Those of you who have watched our short video about Moynihan Station know that the late Senator Daniel Patrick Moynihan, the man who first envisioned a new train station in the Farley building, worked as a shoeshine boy in the original Penn Station. Most citizens are familiar with the legacy of their former senator, but many young New Yorkers and recent arrivals may be asking: “Who was Moynihan and why are we naming a train station after him?”

The brief bio is that Moynihan grew up poor in Manhattan, served in the Navy, and went on to earn a Ph. D in Sociology before pursuing a career in politics. His political life included stints in the Kennedy and Nixon administrations, the U.N. Ambassadorship, and the U.S. Senate from 1976 to 2000. He was a scholar-statesman willing to take on pressing urban issues. Early in his career he helped revitalize Washington’s Pennsylvania Avenue and he remained a great supporter of historic preservation throughout his life.

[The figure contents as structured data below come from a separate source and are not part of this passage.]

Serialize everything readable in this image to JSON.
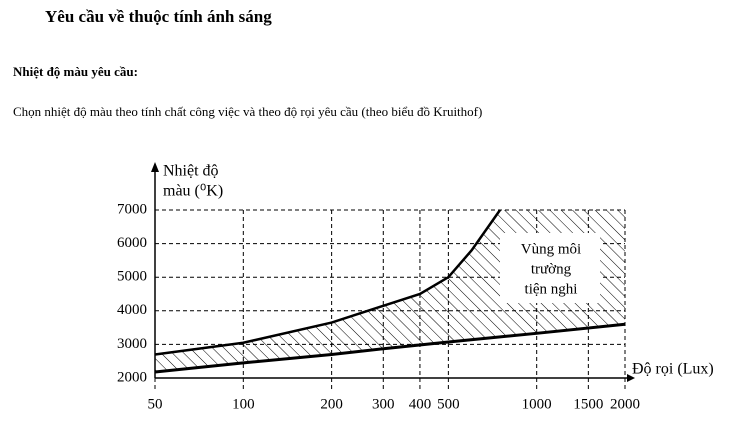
{
  "header": {
    "title": "Yêu cầu về thuộc tính ánh sáng"
  },
  "section": {
    "heading": "Nhiệt độ màu yêu cầu:",
    "paragraph": "Chọn nhiệt độ màu theo tính chất công việc và theo độ rọi yêu cầu (theo biểu đồ Kruithof)"
  },
  "chart_data": {
    "type": "area-band",
    "y_label": [
      "Nhiệt độ",
      "màu (⁰K)"
    ],
    "x_label": "Độ rọi (Lux)",
    "annotation": [
      "Vùng môi",
      "trường",
      "tiện nghi"
    ],
    "xscale": "log",
    "xlim": [
      50,
      2000
    ],
    "xticks": [
      50,
      100,
      200,
      300,
      400,
      500,
      1000,
      1500,
      2000
    ],
    "ylim": [
      2000,
      7000
    ],
    "yticks": [
      2000,
      3000,
      4000,
      5000,
      6000,
      7000
    ],
    "grid": true,
    "series": [
      {
        "x": [
          50,
          100,
          200,
          300,
          400,
          500,
          600,
          750
        ],
        "values": [
          2700,
          3050,
          3650,
          4150,
          4500,
          5000,
          5800,
          7000
        ],
        "color": "#000000"
      },
      {
        "x": [
          50,
          100,
          200,
          300,
          500,
          1000,
          2000
        ],
        "values": [
          2180,
          2450,
          2700,
          2870,
          3070,
          3330,
          3600
        ],
        "color": "#000000"
      }
    ]
  }
}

In the 1980s he proposed a new gateway to the city in the Farley Post Office and said: "You don't get a second chance like this often. We must do it."

The current issue of Urban Land contains an excellent profile of Moynihan called “An Urban Philosopher on Capitol Hill.” N.J. Slabbert writes that Moynihan was a statesman who saw the city “less in terms of buildings, spaces, and physical infrastructures, than as a human enterprise whose success or failure must be measured by the lives and achievements of the people who inhabit it.” The article continues:

Because of this perspective, Moynihan was on some levels a confusing figure to his admirers and detractors alike. He was an urban thinker, and yet, in the very act of elevating metropolitan issues to a high level of discourse, he transcended the customary vocabularies of planners, architects, and other disciplines most commonly associated with urban questions.

Slabbert concludes:

Moynihan’s political talents also differed from those of [Robert] Moses, whose need for a constant flow of impressive and immediate results prevented him from occupying himself with national matters, where the magnitude of the task often requires an individual to exercise great patience and persistent persuasion to obtain results. The individual must also realize that the primary objective is not to win praise in the short term, but to accomplish an advance in attitudes that will be valuable for generations to come. This is the difference between a politician and a statesman. Moynihan was a statesman.”

Moynihan once said, "the belief that good design is optional...does not bear scrutiny." Let's hope the long wait for Moynihan Station will result in a development that embodies this and other values and attitudes the late Senator Moynihan advanced during his brilliant career.